The European Commission has not provided precise deadlines regarding the date on which the latter will be published online, limiting itself to stating that it will happen when Eudamed is fully functional.

It is rather difficult to form a clear idea of ​​future scenarios. This is an aspect that is generating quite a few concerns among companies in the sector. In an attempt to manage the impasse, pending the full operation of Eudamed, two documents have recently been published at the community level.

“MDCG 2021-08 Clinical investigation application / notification documents” provides templates of documents to be filled in and forwarded to the competent authorities of the specific Member State. The instructions for generating the CIV-ID code for clinical investigations on Eudamed are instead contained in the “MDCG 2021-20 Instruction for generating CIV-ID for MDR clinical investigations”.

Furthermore, MDCG 2021-1 was already issued last May, which contains some technical and administrative solutions, harmonized at European level, which can be temporarily adopted pending the full functioning of Eudamed.

In essence, the document provides that the databases of individual Member States will continue to be used. With the ministerial note of 16 December, the Italian ministerial database relating to the medical device surveillance system was therefore updated, to allow manufacturers and agents to register the devices in any case.

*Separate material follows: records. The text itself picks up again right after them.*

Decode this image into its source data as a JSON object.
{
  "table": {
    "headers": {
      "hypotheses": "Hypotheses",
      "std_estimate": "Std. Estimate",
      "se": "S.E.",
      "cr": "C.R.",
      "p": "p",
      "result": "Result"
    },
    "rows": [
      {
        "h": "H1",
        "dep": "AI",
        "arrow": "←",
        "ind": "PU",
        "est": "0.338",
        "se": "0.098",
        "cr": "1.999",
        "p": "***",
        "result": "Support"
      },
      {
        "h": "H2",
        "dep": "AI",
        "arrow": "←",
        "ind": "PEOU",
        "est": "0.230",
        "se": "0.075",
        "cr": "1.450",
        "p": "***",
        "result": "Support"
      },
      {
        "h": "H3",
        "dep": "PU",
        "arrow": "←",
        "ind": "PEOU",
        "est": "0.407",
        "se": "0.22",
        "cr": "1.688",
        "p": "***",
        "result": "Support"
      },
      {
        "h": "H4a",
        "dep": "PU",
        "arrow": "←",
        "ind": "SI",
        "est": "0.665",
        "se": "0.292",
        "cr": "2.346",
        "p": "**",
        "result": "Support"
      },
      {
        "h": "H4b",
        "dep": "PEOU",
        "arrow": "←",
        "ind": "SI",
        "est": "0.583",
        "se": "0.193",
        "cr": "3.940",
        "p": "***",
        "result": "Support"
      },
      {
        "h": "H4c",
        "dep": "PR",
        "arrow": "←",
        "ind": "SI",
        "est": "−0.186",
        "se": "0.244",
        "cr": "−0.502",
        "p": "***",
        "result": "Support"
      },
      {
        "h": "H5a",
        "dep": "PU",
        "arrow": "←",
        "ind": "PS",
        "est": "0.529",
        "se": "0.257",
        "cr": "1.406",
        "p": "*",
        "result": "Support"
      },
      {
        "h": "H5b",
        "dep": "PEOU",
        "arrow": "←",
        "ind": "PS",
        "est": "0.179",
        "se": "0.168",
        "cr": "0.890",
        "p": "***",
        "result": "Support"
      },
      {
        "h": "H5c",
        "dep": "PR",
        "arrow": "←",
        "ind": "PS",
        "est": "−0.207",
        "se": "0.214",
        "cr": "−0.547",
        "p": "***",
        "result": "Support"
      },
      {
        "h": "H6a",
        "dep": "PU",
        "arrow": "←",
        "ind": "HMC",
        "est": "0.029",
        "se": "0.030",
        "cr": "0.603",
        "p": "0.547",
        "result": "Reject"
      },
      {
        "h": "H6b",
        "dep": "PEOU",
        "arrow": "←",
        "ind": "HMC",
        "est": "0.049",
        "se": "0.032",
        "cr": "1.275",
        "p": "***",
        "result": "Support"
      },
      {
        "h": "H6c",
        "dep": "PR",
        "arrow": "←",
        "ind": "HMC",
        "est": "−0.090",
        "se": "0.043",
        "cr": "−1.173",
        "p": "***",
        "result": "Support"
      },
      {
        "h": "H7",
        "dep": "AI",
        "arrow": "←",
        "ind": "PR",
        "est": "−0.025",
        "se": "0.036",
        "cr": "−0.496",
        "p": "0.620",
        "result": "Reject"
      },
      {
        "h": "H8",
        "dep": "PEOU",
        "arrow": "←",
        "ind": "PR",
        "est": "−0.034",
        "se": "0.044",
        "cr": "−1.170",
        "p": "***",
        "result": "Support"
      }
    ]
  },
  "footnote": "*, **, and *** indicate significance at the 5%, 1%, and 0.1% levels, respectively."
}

The current situation therefore appears paradoxical: the implementation of the solution that should guarantee the protection of the safety of medical devices is (indirectly) generating a dangerous transition situation that risks penalizing precisely these aspects.

An Italian success

In analyzing the situation, we cannot forget to emphasize that Eudamed brings with it considerations to be experienced as an important result for our country.

In February 2019, the Medical device coordination group (MDCG) chose to use our “National classification of medical devices (CND)” for its peculiarities of structure, purpose, usability and updating methodology, as a basis for the EMDN nomenclator of Eudamed.

In April 2021, the official listing proposal was presented by Italy, positively evaluated and authorized for publication (last May) and translation.